The Life
- First edition
- Author: Malcolm Knox
- Language: English
- Publisher: Allen & Unwin, Australia
- Publication date: 2011
- Publication place: Australia
- Media type: Print (Paperback)
- Pages: 416
- ISBN: 978-1-74237-299-0
- OCLC: 716054977
- Preceded by: Jamaica

= The Life (novel) =

2011 novel by Malcolm Knox

The Life is a 2011 novel by the Australian author Malcolm Knox. The novel tells the story of the rise and fall of a fictional world surfing champion Dennis Keith. The character of Dennis Keith was inspired by the life of the Australian surfer Michael Peterson.

The Life was published in 2011 and is the thirteenth book by Knox and his fourth novel. The book is to published in France under the title Shangrila by the Editions Asphalte, in May 2012.

==Plot summary==
The Life traces the life story of Dennis Keith, now obese, mentally unwell and living in a retirement village with his mother.

A young would-be biographer arrives one day and begins to tease out his past. The story is told in different strands, one being reflections by Dennis (often in a variety of styles – first person, then third person) and also present-day conversations with the biographer.

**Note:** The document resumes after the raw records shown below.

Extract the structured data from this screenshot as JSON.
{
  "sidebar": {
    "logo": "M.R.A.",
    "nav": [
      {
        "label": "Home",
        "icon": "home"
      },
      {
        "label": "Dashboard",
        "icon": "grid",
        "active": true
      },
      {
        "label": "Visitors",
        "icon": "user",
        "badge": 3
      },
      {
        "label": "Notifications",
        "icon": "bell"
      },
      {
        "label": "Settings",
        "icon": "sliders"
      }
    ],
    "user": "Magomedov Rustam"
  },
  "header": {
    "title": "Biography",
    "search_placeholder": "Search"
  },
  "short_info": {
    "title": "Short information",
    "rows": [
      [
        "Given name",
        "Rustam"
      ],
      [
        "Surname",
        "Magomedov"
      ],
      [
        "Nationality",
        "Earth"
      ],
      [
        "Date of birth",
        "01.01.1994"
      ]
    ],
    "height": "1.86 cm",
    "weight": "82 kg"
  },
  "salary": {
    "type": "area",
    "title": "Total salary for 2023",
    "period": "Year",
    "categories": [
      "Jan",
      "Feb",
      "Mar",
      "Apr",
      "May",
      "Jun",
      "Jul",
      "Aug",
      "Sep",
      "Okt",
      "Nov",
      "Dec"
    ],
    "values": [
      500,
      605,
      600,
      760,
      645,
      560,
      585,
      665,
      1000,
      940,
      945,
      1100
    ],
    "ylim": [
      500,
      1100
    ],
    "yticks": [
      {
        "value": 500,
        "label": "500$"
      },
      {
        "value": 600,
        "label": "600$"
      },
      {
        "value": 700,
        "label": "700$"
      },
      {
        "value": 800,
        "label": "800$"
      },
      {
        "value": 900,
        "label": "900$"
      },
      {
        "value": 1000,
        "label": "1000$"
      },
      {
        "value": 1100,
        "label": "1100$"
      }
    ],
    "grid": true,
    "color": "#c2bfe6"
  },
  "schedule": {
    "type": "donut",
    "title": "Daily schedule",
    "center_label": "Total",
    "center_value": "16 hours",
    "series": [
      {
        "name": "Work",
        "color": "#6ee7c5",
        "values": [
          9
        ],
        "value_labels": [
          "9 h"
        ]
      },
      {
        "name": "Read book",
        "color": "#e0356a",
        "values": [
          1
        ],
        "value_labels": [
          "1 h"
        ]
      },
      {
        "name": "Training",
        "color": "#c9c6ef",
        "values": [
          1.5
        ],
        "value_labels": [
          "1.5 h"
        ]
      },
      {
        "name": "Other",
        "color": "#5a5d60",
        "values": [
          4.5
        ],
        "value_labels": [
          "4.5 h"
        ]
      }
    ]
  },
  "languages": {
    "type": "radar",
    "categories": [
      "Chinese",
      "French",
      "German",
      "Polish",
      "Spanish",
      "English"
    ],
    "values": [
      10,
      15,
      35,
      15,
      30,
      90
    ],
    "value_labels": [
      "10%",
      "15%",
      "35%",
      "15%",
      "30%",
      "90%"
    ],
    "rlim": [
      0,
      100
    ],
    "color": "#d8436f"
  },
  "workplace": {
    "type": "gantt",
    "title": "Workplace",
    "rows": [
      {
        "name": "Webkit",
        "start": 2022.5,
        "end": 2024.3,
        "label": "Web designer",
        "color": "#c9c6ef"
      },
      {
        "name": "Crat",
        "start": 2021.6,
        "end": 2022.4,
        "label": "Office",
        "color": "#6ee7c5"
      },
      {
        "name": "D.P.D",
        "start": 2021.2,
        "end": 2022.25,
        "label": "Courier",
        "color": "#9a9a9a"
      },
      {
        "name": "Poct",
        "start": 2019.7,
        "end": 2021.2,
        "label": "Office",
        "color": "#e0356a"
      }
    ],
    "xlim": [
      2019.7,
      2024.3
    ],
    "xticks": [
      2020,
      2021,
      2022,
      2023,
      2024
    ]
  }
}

Dennis is a poor gold coast kid who is mysteriously found and adopted by his mother "Mo" Keith. Dennis and his stepbrother Rod become obsessed with surfing at an earlier age. They prove to be talented and daring surfers and soon develop a reputation. They start entering competitions and eventually enter the nascent pro circuit, all the while descending into heavy drug use.

Dennis stumbles into an intermittent relationship with the singer Lisa Exmire. Lisa is found murdered and eventually charges are laid. Dennis's drug use escalates and he drops out of the pro circuit.

The novel concludes by revealing the truth about Dennis's family, the murder and the biographer.

==Themes==
- the commercialisation of surfing as it becomes a professional sport
- the development of the gold coast and change in small towns
- drug use
- mental illness
- the nature of celebrity

==Characters==
- Dennis Keith
- "Mo" Keith – Dennis's mother
- Rodney Keith – Dennis's brother
- Megan – (the "Bi-Fricken-Ographer")
- Lisa Exmire – singer, Dennis's girlfriend.
- FJ – friend, surfer
- Tink – friend, surfer

==Biographical elements==
Several reviewers have noted the similarities of Dennis Keith to Michael Peterson. These similarities include:
- grew up in Coolangatta /Gold Coast/ Kirra Point
- poor upbringing, mother who once peeled prawns for a living
- renowned for the "cutback" manoeuvre.
- aviator sunglasses
- successful the 1970s
- took a famously chaotic trip to the US in the early 1970s with the Australian surf team,
- appeared in a famous surfing movie, surfing at Kirra
- long periods of heavy drug use and mental illness

It has also been suggested that some of the other characters in the book closely resemble other professional surfers including
"FJ" being very similar to "PT" (Peter Townend) and "Tink" bearing a resemblance to Wayne "Rabbit" Bartholomew.

==Critical reception==

The Guardian wrote "If Winton is an aria, Knox is early Rolling Stones", "The Life confirms what The Literary Review has known all along – 'Knox is, quite simply, a fabulous writer.'"

Christos Tsiolkas, author of the best selling novel The Slap wrote "The Life, is alternately evocative and lacerating, tender and unflinching, a gloriously honest, brutal and moving story of a man who was at the top of his game and then pissed it all away".